Martin Brodeur a toujours eu beaucoup de fierté et d'ambition. On n'atteint pas les plus hautes sphères de son sport sans se fixer des objectifs très élevés. Sans avoir judicieusement planifié la carrière de ses rêves.

Il s'est accroché à cette carrière plus longtemps que nous l'aurions tous souhaité. Toutefois, qui sommes-nous pour adresser des reproches à celui qui s'est payé l'un des plus glorieux parcours parmi tous ceux qui ont porté les grosses jambières à travers le monde?

Il a toujours mené les choses à sa manière et cela lui a magnifiquement réussi. La décision qu'il a prise le regarde. Ce que nous aurions souhaité pour lui, c'est autre chose. Nous aurions tous aimé le voir se retirer en pleine gloire, comme le membre du Panthéon du hockey qu'il est officieusement déjà. Pour le grand soir, il faudra attendre en 2018, première année de son éligibilité.

Les Devils n'ont pas une formation pour accéder aux séries cette saison. Dans les circonstances, Lamoriello aurait pu lui permettre d'essayer d'atteindre son objectif au sein d'une organisation à laquelle il a tout donné. En négociant plusieurs ententes salariales sans l'aide d'un agent, Brodeur a volontairement accepté moins d'argent (on parle de plusieurs millions de dollars) pour s'assurer de rester un Devil à vie. Le grand patron des Devils, qui prend de plus en plus des décisions difficiles à comprendre, a préféré ne pas tenir compte de la grande générosité d'un gardien qui lui a également procuré trois coupes Stanley.

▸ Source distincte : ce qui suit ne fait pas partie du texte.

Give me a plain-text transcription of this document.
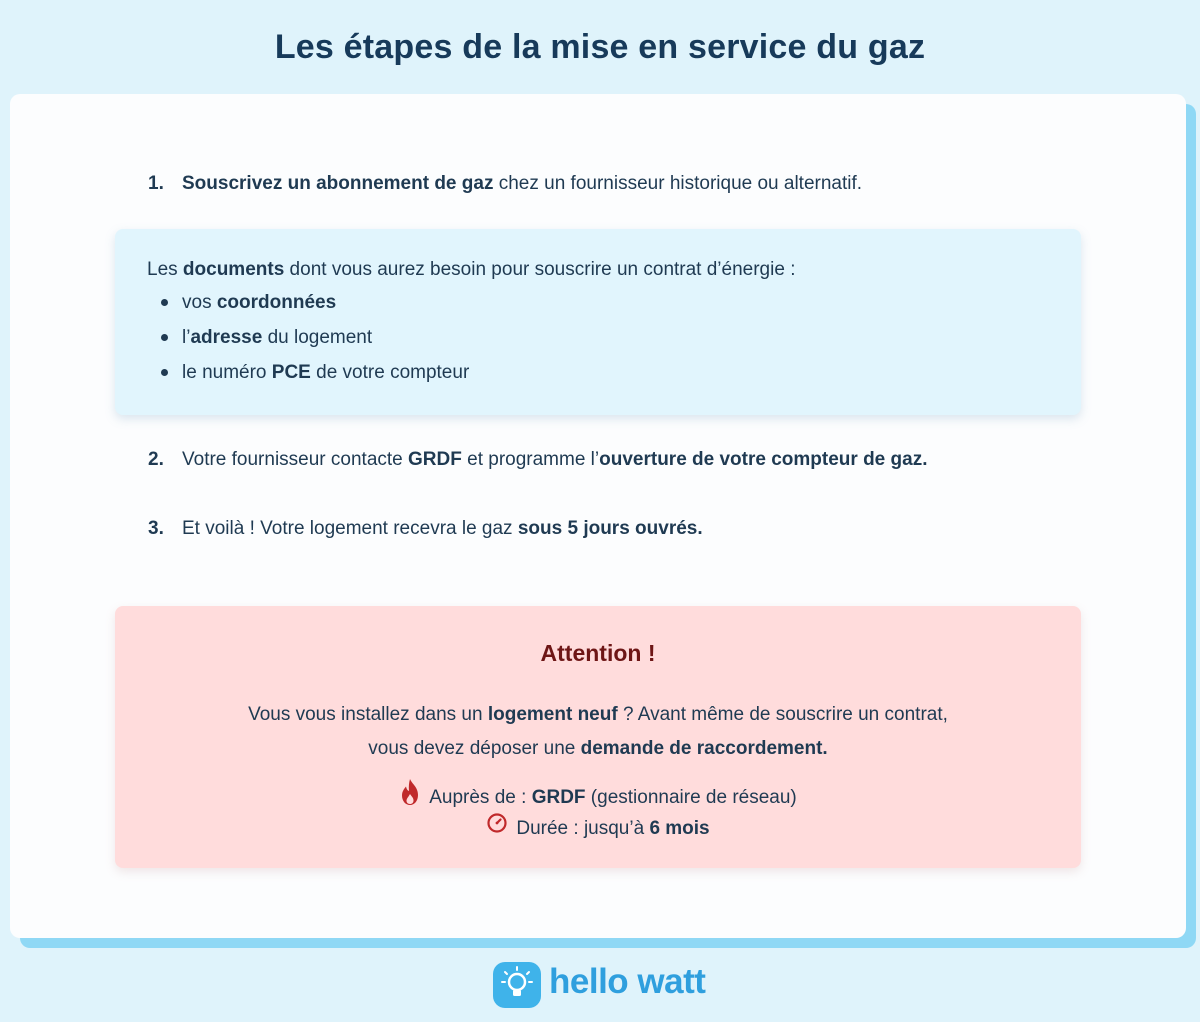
Les étapes de la mise en service du gaz
1. Souscrivez un abonnement de gaz chez un fournisseur historique ou alternatif.
Les documents dont vous aurez besoin pour souscrire un contrat d’énergie :
vos coordonnées
l’adresse du logement
le numéro PCE de votre compteur
2. Votre fournisseur contacte GRDF et programme l’ouverture de votre compteur de gaz.
3. Et voilà ! Votre logement recevra le gaz sous 5 jours ouvrés.
Attention !
Vous vous installez dans un logement neuf ? Avant même de souscrire un contrat,
vous devez déposer une demande de raccordement.
Auprès de : GRDF (gestionnaire de réseau)
Durée : jusqu’à 6 mois
hello watt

Ceux qui le connaissent plus intimement savent qu'il y a une autre raison derrière cette fin de carrière qui s'est étirée inutilement. À 42 ans, Brodeur s'amusait encore dans son sport. Son corps a été beaucoup hypothéqué au cours des 21 dernières années, mais le coeur de l'athlète est toujours resté jeune. Si le hasard lui avait permis de remporter une autre coupe Stanley ce printemps, les voisins de la résidence familiale, à Saint-Léonard, l'auraient vu jouer encore dans la rue avec ses meilleurs amis, la coupe Stanley dans le gazon, l'été prochain. Le multimillionnaire du quartier n'aurait été rien d'autre qu'un gamin toujours aussi fou de son sport.

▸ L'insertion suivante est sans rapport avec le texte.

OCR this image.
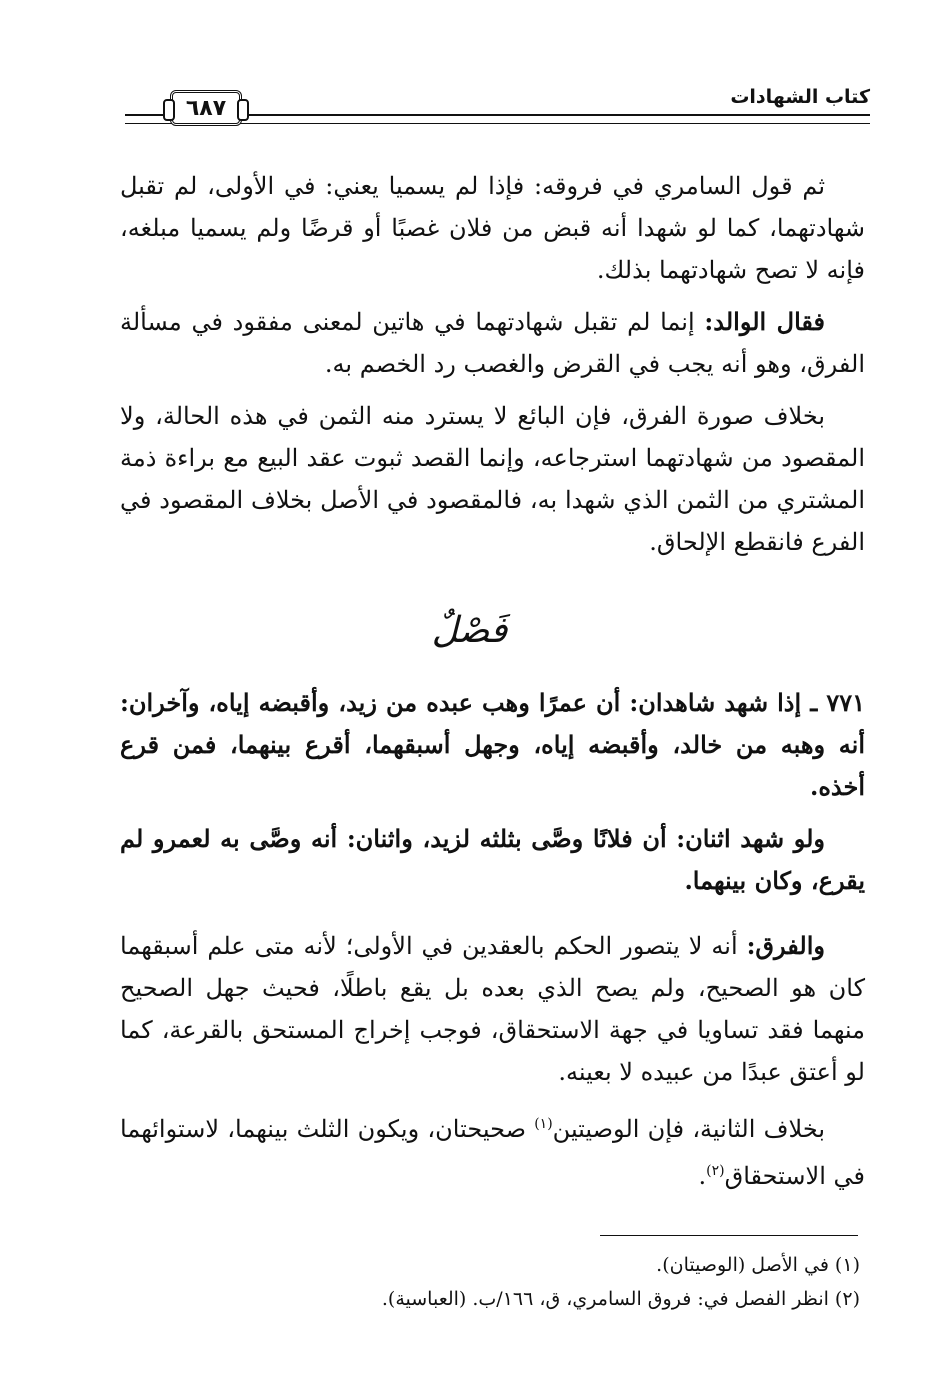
كتاب الشهادات
٦٨٧

ثم قول السامري في فروقه: فإذا لم يسميا يعني: في الأولى، لم تقبل شهادتهما، كما لو شهدا أنه قبض من فلان غصبًا أو قرضًا ولم يسميا مبلغه، فإنه لا تصح شهادتهما بذلك.

فقال الوالد: إنما لم تقبل شهادتهما في هاتين لمعنى مفقود في مسألة الفرق، وهو أنه يجب في القرض والغصب رد الخصم به.

بخلاف صورة الفرق، فإن البائع لا يسترد منه الثمن في هذه الحالة، ولا المقصود من شهادتهما استرجاعه، وإنما القصد ثبوت عقد البيع مع براءة ذمة المشتري من الثمن الذي شهدا به، فالمقصود في الأصل بخلاف المقصود في الفرع فانقطع الإلحاق.

فَصْلٌ

٧٧١ ـ إذا شهد شاهدان: أن عمرًا وهب عبده من زيد، وأقبضه إياه، وآخران: أنه وهبه من خالد، وأقبضه إياه، وجهل أسبقهما، أقرع بينهما، فمن قرع أخذه.

ولو شهد اثنان: أن فلانًا وصَّى بثلثه لزيد، واثنان: أنه وصَّى به لعمرو لم يقرع، وكان بينهما.

والفرق: أنه لا يتصور الحكم بالعقدين في الأولى؛ لأنه متى علم أسبقهما كان هو الصحيح، ولم يصح الذي بعده بل يقع باطلًا، فحيث جهل الصحيح منهما فقد تساويا في جهة الاستحقاق، فوجب إخراج المستحق بالقرعة، كما لو أعتق عبدًا من عبيده لا بعينه.

بخلاف الثانية، فإن الوصيتين$^{(١)}$ صحيحتان، ويكون الثلث بينهما، لاستوائهما في الاستحقاق$^{(٢)}$.

(١) في الأصل (الوصيتان).
(٢) انظر الفصل في: فروق السامري، ق، ١٦٦/ب. (العباسية).
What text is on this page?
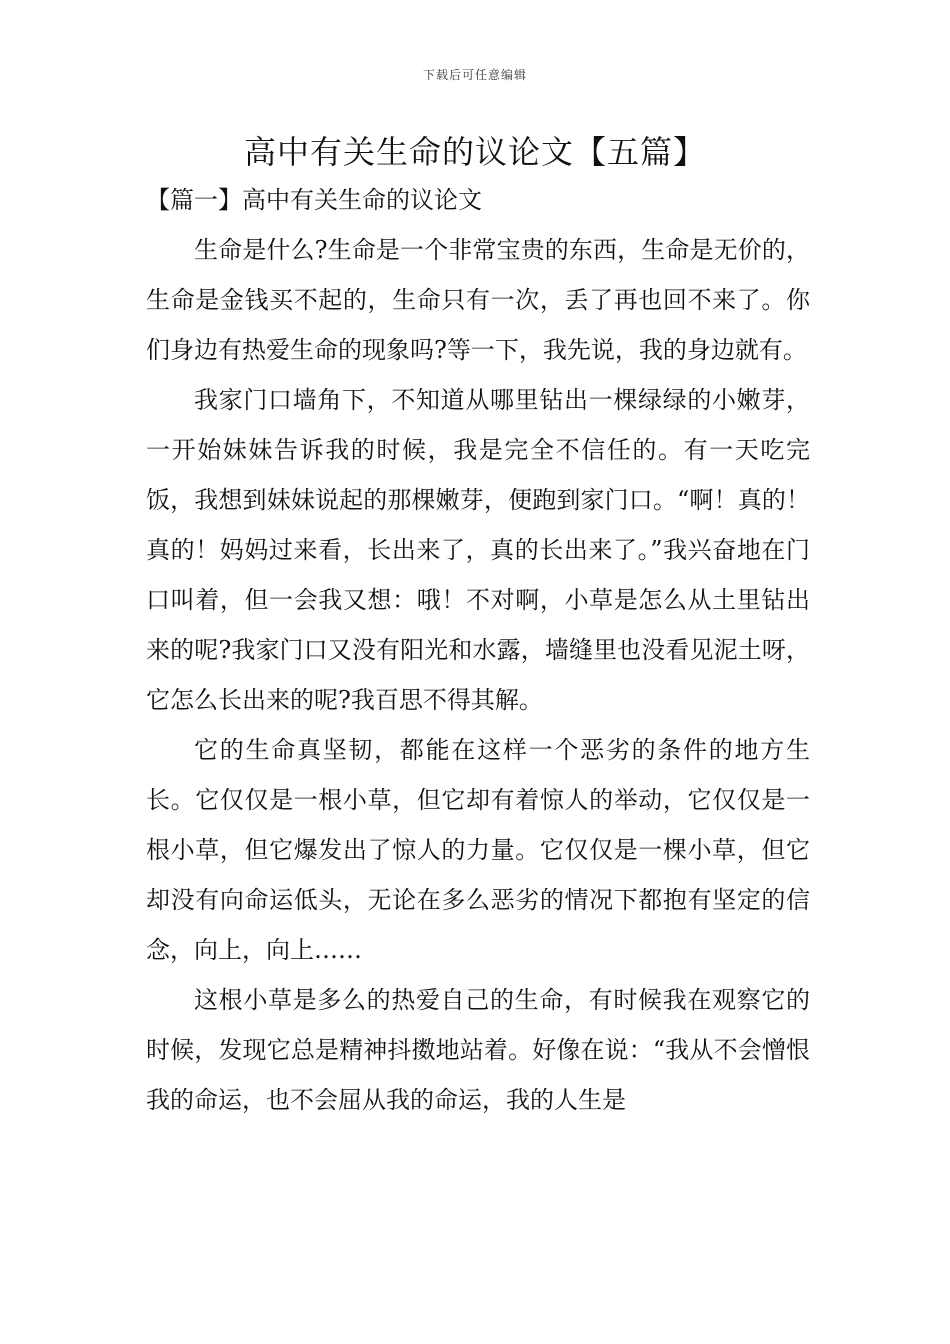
下载后可任意编辑
高中有关生命的议论文【五篇】
【篇一】高中有关生命的议论文

生命是什么?生命是一个非常宝贵的东西，生命是无价的，生命是金钱买不起的，生命只有一次，丢了再也回不来了。你们身边有热爱生命的现象吗?等一下，我先说，我的身边就有。

我家门口墙角下，不知道从哪里钻出一棵绿绿的小嫩芽，一开始妹妹告诉我的时候，我是完全不信任的。有一天吃完饭，我想到妹妹说起的那棵嫩芽，便跑到家门口。“啊！真的！真的！妈妈过来看，长出来了，真的长出来了。”我兴奋地在门口叫着，但一会我又想：哦！不对啊，小草是怎么从土里钻出来的呢?我家门口又没有阳光和水露，墙缝里也没看见泥土呀，它怎么长出来的呢?我百思不得其解。

它的生命真坚韧，都能在这样一个恶劣的条件的地方生长。它仅仅是一根小草，但它却有着惊人的举动，它仅仅是一根小草，但它爆发出了惊人的力量。它仅仅是一棵小草，但它却没有向命运低头，无论在多么恶劣的情况下都抱有坚定的信念，向上，向上……

这根小草是多么的热爱自己的生命，有时候我在观察它的时候，发现它总是精神抖擞地站着。好像在说：“我从不会憎恨我的命运，也不会屈从我的命运，我的人生是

C'est fini les coupes Stanley, les saisons de 40 victoires, les records améliorés et tout le reste. Brodeur s'en va se faire la main en vue d'un éventuel rôle de directeur général. Et qui sait si, ce jour-là, diplômé de l'école des Blues, il n'ira pas prendre place dans le fauteuil de Lamoriello qui semble avoir fait son temps et qui n'a plus rien du « Godfather » redoutable d'il y a 20 ans.